Il mondo del calcio piange la scomparsa di Sandro Mazzola, storico capitano e bandiera dell’Inter, spentosi all’età di 83 anni. Ad annunciarlo è stata la stessa società nerazzurra attraverso un lungo e commosso comunicato ufficiale.
«La voglia di ricordare si mischia con il pudore: quanto è difficile trovare le parole migliori per salutare chi ha scritto la storia in maniera indelebile e senza precedenti», esordisce il club nel suo tributo. «Sandro Mazzola è stato la storia dell’Inter: ci è entrato da ragazzino e non ci è più uscito».
La vita di Sandro Mazzola è stata segnata fin dall’infanzia dal calcio e dal destino. A soli sei anni perse il padre Valentino, capitano e simbolo del Grande Torino, nella tragedia di Superga. Un “fardello pesante sulle spalle” che non gli impedì di percorrere la propria strada: all’età di otto anni indossò per la prima volta la maglia dell’Inter, club a cui avrebbe legato l’intera carriera.
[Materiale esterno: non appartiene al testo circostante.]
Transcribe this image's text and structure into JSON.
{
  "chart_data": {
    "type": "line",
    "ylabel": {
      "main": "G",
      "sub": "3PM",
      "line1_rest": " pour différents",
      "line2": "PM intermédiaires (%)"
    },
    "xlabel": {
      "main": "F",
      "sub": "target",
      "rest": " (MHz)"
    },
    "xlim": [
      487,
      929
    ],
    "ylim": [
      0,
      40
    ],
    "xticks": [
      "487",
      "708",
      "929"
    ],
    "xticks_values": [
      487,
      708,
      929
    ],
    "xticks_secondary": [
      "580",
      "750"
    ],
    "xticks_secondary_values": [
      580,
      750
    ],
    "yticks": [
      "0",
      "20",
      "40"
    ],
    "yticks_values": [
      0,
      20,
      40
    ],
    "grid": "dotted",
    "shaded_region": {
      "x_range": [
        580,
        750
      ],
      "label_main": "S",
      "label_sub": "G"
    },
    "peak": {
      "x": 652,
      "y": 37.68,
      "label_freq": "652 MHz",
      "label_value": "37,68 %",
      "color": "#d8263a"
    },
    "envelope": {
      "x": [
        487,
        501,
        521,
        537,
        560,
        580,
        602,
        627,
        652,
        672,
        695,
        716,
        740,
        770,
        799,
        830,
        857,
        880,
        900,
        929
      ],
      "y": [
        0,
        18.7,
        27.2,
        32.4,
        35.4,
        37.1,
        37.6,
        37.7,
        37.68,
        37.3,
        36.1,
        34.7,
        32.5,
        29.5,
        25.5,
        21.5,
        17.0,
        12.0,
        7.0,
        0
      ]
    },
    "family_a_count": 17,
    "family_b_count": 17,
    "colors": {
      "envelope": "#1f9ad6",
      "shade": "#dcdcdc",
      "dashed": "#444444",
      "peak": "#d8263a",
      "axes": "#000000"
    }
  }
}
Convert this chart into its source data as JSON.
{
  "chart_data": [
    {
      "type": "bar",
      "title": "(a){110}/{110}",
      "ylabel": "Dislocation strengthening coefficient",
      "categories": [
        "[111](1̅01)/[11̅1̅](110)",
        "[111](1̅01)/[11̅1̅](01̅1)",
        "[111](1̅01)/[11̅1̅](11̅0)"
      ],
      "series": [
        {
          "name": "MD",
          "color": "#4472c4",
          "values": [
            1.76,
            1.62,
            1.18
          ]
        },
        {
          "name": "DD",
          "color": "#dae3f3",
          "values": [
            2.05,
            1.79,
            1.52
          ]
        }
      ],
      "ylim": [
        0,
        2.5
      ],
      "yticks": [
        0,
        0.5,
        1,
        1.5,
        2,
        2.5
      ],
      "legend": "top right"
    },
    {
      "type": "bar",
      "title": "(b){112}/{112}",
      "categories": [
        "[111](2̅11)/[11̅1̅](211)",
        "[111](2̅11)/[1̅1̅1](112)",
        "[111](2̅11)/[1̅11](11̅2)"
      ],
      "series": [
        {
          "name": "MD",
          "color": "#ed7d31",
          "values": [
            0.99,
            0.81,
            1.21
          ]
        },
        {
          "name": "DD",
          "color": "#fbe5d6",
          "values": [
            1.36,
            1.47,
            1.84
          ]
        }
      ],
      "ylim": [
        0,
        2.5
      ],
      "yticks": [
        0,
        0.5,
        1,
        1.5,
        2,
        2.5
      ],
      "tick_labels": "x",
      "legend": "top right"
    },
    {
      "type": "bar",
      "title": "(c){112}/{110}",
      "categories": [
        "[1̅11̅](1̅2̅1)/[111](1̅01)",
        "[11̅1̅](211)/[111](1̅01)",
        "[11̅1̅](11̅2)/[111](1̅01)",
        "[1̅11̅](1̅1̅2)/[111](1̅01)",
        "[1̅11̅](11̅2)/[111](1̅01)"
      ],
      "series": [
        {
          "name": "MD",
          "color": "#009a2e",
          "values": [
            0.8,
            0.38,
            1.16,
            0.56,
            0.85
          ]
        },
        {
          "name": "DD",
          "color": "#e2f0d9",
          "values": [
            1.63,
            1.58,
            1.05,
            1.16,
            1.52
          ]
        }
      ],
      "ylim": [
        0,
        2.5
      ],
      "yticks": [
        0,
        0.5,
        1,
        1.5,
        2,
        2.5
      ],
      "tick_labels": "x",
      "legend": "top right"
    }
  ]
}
Il suo esordio tra i professionisti avvenne in una pagina celebre del calcio italiano: il 10 giugno 1961, nella sfida contro la Juventus, il presidente Moratti e l’allenatore Helenio Herrera schierarono per protesta la formazione Primavera. In quella gara, finita 9-1 per i bianconeri, un diciottenne Mazzola mise a segno su rigore la sua prima rete, lasciando intuire il talento di cui era dotato.
Sotto la guida di Helenio Herrera, Sandro Mazzola divenne il punto di riferimento e il volto simbolo della “Grande Inter”, integrandosi in una formazione leggendaria recitata a memoria da generazioni di tifosi: Sarti, Burgnich, Facchetti, Bedin, Guarneri, Picchi, Jair, Mazzola, Peirò, Suárez, Corso.

Nel corso della sua carriera con la maglia nerazzurra ha conquistato:
- 4 Scudetti
- 2 Coppe dei Campioni (con la firma decisiva nella finale del 1964 contro il Real Madrid)
- 2 Coppe Intercontinentali
- 1 Titolo di Capocannoniere in Serie A (1965, con 17 reti)
- 1 Titolo di Capocannoniere in Coppa dei Campioni (1964, con 7 reti)
- 2° posto al Pallone d’Oro 1971 (alle spalle di Johan Cruyff)
Concluso il percorso sul campo, Mazzola ha proseguito il suo impegno per i colori nerazzurri ricoprendo i ruoli di dirigente e direttore sportivo. Tra i suoi successi dietro la scrivania spicca l’operazione che portò a Milano Ronaldo “Il Fenomeno”, convinto a vestire la maglia dell’Inter proprio grazie al lavoro congiunto di Mazzola e Massimo Moratti.
Una vita interamente spesa per l’Inter e per lo sport, lasciando un ricordo indelebile formato non solo da trofei, ma da profondo rispetto e valori. Come ricordato nel comunicato del club, aveva espresso un ultimo, semplice desiderio:
«Essere ricordato come un bravo uomo, che se la gioca anche quando è impossibile vincere, come in quel 9-1».